1975 : « Thrilla in Manila » contre Frazier, lourd de conséquences

Un an après son deuxième coup de maître en Coupe du monde, Ali renoua avec sa rivalité avec Frazier, à nouveau dans un cadre mémorable : le « Thrilla in Manila » aux Philippines.

Après un combat brutal et épuisant dans une salle non climatisée, l’entraîneur de Frazier, Eddie Futch, a jeté l’éponge au 15e round, craignant, selon ses propres dires, pour la vie de Frazier.

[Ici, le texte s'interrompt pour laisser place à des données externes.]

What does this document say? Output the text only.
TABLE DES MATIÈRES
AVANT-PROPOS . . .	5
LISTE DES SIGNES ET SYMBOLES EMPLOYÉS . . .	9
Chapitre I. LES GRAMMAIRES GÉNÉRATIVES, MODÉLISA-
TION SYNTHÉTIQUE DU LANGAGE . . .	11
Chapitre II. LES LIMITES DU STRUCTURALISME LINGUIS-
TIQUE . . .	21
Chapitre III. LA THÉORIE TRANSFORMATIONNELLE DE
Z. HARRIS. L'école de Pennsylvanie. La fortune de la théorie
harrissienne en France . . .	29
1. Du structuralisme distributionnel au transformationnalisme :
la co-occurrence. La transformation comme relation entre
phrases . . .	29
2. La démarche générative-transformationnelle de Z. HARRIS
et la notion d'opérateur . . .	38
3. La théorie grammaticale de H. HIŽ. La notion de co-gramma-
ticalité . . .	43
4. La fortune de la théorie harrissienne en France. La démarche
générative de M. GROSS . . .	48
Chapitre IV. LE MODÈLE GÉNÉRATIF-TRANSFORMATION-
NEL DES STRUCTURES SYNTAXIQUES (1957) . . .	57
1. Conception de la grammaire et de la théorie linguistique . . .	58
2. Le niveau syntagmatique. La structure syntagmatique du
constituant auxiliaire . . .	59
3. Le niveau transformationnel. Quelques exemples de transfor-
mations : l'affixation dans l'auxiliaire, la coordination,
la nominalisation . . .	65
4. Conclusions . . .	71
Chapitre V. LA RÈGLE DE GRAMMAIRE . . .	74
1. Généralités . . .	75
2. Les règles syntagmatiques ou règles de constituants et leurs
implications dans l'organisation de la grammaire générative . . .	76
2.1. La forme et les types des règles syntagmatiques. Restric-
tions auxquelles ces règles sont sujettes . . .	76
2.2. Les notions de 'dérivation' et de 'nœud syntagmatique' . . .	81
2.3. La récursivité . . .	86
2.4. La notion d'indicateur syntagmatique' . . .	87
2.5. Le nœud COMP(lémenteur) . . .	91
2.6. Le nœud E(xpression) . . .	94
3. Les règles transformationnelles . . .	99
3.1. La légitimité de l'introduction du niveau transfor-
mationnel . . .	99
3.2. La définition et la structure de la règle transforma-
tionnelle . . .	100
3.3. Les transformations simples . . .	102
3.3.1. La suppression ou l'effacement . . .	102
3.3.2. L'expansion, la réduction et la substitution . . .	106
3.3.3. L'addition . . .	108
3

Ali, lui aussi très affecté, s’est effondré après le combat, victime d’un collapsus circulatoire. Il avait encaissé 440 coups, la plupart à la tête. Cette performance suicidaire est largement considérée comme l’une des causes de sa future maladie de Parkinson dégénérative – tout comme le style de combat spectaculaire mais risqué pour la santé d’Ali en général.

« Chaque coup qu’il m’a fait prendre est un pas sur le chemin de ma tombe », écrira plus tard Ali dans sa biographie « The Greatest » à propos de Frazier.

1984 : Diagnostic de la maladie de Parkinson

Ali – dont la fille Laila Ali lui a succédé sur le ring en 1999 – est décédé le 3 juin 2016, à la suite d’un choc septique après avoir été admis dans un hôpital de Scottsdale, en Arizona, pour des problèmes respiratoires. Il est resté une voix politique puissante jusqu’à la fin, prenant position contre Donald Trump lors de la campagne électorale de 2016.